The purpose of the tax is to put the brakes on rapidly rising home prices, which have reached record highs in these areas. In Toronto, for example, the average price for a single-family home was $1.21 million in March, a 33.4% increase compared to the previous year (source: Le Devoir). The province of Quebec does not have plans to add a tax for foreign buyers.

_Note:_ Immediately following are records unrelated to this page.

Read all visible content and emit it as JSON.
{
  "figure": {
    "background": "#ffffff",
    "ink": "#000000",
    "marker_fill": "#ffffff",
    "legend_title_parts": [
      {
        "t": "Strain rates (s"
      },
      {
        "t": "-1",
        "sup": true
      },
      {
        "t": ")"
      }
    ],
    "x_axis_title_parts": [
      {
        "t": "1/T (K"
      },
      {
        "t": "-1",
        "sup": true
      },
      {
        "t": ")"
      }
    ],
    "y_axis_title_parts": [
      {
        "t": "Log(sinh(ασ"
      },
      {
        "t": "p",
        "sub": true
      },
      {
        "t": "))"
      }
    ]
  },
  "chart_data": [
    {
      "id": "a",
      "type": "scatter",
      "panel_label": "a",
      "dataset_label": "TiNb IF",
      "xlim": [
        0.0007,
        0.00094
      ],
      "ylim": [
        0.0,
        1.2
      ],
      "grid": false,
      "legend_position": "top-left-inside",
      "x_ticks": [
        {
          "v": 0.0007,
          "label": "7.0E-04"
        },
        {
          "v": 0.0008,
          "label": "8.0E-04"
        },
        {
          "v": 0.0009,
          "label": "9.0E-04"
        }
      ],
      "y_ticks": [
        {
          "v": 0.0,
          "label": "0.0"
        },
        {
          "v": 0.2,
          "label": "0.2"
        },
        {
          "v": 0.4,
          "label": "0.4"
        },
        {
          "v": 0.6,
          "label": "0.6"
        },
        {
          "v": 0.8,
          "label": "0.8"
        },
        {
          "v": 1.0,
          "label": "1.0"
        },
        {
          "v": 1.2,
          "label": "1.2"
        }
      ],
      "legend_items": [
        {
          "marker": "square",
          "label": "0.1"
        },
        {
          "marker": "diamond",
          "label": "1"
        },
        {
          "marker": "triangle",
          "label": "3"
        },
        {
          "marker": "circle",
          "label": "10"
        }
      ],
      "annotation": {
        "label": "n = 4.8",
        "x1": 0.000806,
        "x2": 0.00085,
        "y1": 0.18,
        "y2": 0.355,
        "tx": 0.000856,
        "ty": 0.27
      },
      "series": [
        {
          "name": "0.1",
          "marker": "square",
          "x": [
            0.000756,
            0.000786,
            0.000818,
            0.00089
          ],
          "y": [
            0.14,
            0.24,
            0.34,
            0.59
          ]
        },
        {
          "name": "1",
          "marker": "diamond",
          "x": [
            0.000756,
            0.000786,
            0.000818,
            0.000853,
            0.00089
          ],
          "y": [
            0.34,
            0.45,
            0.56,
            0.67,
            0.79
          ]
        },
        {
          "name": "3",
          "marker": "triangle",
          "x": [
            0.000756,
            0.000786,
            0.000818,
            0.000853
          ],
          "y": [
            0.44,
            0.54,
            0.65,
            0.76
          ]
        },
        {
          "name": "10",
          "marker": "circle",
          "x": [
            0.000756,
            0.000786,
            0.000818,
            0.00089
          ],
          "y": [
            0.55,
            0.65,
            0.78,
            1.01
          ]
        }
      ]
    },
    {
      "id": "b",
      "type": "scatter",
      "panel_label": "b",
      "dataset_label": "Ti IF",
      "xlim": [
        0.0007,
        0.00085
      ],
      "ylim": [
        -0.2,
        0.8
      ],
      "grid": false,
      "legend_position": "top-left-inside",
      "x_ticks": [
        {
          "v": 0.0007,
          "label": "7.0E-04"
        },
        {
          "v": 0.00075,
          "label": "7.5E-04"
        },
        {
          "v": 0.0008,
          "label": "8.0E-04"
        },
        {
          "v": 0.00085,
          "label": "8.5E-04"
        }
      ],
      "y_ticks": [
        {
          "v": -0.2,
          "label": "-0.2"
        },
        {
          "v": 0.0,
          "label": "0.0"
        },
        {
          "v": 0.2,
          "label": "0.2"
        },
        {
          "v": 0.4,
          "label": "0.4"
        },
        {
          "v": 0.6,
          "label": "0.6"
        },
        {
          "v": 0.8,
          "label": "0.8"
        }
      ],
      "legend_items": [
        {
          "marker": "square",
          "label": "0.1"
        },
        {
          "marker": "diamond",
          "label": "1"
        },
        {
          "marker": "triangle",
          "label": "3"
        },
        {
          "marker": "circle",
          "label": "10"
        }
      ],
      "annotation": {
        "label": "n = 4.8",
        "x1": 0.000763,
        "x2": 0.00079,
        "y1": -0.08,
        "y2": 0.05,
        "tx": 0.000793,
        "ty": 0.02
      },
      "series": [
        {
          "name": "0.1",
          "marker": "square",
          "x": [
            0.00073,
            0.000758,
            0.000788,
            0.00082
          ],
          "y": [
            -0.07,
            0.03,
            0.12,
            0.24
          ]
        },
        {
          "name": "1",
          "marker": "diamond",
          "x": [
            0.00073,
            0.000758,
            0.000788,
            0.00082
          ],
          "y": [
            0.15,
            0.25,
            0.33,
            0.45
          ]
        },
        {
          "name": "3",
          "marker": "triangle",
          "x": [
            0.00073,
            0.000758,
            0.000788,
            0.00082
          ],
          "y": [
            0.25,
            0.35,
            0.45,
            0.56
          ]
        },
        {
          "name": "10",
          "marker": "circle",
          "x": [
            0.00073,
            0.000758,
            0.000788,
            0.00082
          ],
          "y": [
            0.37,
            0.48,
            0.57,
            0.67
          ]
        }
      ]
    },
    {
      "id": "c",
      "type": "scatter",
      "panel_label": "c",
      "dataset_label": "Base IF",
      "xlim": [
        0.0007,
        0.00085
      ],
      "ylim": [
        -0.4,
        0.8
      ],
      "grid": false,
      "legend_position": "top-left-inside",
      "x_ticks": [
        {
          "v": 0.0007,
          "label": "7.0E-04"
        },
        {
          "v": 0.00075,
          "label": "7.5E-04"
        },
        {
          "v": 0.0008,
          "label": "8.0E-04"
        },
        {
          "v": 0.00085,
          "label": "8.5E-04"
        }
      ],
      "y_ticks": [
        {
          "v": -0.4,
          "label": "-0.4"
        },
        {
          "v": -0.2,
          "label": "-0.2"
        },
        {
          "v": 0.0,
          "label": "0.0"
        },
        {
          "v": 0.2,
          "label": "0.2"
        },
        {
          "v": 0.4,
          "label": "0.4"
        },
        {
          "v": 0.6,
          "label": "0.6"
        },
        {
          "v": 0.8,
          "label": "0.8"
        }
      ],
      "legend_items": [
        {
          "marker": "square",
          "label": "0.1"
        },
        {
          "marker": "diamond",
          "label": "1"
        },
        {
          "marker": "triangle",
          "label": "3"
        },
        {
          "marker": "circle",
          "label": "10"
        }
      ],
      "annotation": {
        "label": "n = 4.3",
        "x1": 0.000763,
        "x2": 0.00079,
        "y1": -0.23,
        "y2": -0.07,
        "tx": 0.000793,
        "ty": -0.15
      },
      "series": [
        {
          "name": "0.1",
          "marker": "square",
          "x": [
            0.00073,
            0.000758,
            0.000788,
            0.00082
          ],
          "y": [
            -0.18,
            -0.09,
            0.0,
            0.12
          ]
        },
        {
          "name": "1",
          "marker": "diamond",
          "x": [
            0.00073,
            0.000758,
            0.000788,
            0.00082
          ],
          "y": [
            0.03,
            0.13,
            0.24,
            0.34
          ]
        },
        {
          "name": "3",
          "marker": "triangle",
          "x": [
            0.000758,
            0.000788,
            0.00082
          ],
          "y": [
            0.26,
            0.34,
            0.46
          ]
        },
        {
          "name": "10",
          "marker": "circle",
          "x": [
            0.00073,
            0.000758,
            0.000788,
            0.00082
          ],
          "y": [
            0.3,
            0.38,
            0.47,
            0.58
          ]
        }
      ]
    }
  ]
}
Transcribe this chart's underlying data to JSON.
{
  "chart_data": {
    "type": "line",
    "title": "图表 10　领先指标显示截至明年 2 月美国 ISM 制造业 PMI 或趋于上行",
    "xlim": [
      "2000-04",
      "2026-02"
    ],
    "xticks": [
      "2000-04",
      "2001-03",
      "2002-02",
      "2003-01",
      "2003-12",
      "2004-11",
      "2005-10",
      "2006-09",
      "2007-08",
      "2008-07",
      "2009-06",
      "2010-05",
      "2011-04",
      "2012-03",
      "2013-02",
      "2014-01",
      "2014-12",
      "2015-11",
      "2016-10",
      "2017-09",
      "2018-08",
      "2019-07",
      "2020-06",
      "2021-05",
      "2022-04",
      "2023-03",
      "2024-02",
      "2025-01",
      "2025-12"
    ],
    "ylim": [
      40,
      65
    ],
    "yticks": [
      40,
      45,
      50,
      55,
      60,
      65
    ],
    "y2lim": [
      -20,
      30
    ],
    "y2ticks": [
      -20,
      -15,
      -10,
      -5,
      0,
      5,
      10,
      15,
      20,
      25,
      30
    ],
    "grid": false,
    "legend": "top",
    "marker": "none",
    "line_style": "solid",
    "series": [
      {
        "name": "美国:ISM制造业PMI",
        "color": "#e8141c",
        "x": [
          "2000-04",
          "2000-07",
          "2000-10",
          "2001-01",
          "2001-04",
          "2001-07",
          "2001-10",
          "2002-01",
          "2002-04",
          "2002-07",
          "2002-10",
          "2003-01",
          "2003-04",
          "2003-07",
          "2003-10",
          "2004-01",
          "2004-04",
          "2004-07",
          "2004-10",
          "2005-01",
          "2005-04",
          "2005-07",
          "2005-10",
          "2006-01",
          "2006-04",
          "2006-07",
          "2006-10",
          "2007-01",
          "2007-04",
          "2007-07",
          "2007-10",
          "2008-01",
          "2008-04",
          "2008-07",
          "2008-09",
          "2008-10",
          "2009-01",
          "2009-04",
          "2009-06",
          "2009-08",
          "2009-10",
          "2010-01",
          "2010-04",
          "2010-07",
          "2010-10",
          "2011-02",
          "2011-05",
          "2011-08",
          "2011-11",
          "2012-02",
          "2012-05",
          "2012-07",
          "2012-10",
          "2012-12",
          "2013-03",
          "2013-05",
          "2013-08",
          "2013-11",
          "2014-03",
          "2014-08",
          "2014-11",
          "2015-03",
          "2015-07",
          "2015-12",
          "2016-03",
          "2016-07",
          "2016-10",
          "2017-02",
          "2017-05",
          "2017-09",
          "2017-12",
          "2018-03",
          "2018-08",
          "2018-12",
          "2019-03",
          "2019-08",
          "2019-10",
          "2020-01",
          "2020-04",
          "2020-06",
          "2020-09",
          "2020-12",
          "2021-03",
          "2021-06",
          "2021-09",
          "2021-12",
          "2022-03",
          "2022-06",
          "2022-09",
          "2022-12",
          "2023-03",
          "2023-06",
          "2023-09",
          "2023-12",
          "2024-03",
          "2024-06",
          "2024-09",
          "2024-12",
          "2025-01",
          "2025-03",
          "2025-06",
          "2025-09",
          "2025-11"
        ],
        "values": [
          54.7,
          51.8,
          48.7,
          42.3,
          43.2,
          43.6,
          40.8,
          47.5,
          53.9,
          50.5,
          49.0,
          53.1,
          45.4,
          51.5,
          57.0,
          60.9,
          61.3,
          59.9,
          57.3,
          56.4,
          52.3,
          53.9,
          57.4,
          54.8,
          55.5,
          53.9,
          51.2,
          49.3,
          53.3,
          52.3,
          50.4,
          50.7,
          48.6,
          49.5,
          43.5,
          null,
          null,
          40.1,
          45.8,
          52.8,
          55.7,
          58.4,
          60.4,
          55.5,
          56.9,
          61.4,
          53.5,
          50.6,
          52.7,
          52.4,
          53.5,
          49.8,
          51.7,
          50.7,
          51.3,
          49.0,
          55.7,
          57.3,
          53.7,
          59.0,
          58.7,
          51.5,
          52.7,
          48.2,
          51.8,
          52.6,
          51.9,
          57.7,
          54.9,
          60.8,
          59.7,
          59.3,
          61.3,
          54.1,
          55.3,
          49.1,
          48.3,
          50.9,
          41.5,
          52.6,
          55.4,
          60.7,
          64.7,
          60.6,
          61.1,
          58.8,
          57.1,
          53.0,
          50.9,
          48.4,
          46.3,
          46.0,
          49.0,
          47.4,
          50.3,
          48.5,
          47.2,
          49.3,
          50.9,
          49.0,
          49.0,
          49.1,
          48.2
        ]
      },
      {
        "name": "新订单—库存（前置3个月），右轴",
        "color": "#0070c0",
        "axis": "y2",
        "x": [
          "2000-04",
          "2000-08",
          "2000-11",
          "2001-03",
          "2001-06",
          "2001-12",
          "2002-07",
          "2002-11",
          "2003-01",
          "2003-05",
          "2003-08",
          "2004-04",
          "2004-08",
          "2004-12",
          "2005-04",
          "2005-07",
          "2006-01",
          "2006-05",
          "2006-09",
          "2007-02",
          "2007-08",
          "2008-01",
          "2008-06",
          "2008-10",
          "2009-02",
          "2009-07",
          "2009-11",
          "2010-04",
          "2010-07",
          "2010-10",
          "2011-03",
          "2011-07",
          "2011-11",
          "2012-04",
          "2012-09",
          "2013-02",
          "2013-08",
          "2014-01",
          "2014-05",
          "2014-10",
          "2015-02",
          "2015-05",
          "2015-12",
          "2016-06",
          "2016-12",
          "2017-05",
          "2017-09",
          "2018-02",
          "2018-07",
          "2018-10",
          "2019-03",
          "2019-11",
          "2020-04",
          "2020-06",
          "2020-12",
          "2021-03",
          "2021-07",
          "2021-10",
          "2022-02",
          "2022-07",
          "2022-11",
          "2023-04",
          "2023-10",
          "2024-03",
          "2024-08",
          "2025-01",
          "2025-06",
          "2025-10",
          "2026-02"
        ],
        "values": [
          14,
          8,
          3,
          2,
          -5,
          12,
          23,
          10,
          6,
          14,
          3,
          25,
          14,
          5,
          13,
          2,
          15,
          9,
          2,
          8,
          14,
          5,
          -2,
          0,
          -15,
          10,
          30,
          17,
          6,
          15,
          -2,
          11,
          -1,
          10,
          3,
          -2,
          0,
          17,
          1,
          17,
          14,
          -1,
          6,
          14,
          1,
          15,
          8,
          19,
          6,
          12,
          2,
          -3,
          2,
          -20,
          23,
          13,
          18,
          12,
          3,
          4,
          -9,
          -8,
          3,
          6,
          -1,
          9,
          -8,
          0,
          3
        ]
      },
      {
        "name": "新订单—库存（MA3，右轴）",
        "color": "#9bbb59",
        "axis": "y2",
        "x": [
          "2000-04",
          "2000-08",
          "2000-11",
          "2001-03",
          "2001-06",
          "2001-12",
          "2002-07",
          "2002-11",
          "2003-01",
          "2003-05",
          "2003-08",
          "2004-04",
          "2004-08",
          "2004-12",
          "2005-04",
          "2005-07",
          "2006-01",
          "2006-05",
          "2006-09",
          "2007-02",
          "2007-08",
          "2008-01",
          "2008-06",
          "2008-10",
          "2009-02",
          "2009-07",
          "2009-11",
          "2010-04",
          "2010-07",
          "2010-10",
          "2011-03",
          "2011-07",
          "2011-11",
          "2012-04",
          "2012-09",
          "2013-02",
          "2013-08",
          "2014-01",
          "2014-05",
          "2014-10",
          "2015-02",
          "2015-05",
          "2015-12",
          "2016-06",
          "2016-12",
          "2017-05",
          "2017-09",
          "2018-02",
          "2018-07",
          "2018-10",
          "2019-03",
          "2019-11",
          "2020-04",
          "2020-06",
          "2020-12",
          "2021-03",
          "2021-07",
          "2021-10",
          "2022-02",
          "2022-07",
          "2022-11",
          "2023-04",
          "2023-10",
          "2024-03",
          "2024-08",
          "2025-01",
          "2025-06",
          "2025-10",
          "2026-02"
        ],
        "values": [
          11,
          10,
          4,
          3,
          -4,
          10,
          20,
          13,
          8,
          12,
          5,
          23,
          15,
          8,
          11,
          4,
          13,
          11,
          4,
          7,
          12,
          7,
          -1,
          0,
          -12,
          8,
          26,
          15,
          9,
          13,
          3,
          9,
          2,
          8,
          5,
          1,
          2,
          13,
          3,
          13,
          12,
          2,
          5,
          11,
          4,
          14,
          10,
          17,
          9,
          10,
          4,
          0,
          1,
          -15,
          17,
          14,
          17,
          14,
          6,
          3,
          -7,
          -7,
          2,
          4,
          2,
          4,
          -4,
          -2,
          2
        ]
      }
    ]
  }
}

The finance minister recently confirmed that, for now, there will not be an additional tax for foreign investors on home purchases in Montréal.
Quebec will keep a close eye on the introduction of the tax for foreign buyers in the Toronto area and its potential effect on the Montréal market.
Real estate prices in Montréal remain relatively low and are more affordable than in Toronto or Vancouver.
According to the most recent data released by the Greater Montréal Real Estate Board, the median price for a single-family home rose to $319,000 in May, one third of the $1.1 million recorded last month in Toronto and the reference price of $1.56 million in Vancouver.
And although the number of foreign-purchased homes jumped by 62% in Montréal over the first 9 months of 2016, the Canada Mortgage and Housing Corporation points out that these purchases represent only 1.5% of all the real estate transactions. A recent report by the Québec Federation of Real Estate Boards explains that job growth and an influx of immigrants are fueling the accelerated real estate market in Montréal.
And as it stands now, the Montréal market is not experiencing a surge of Asian investors hoping to avoid the foreign-buyers’ tax in Toronto and Vancouver. At least not yet!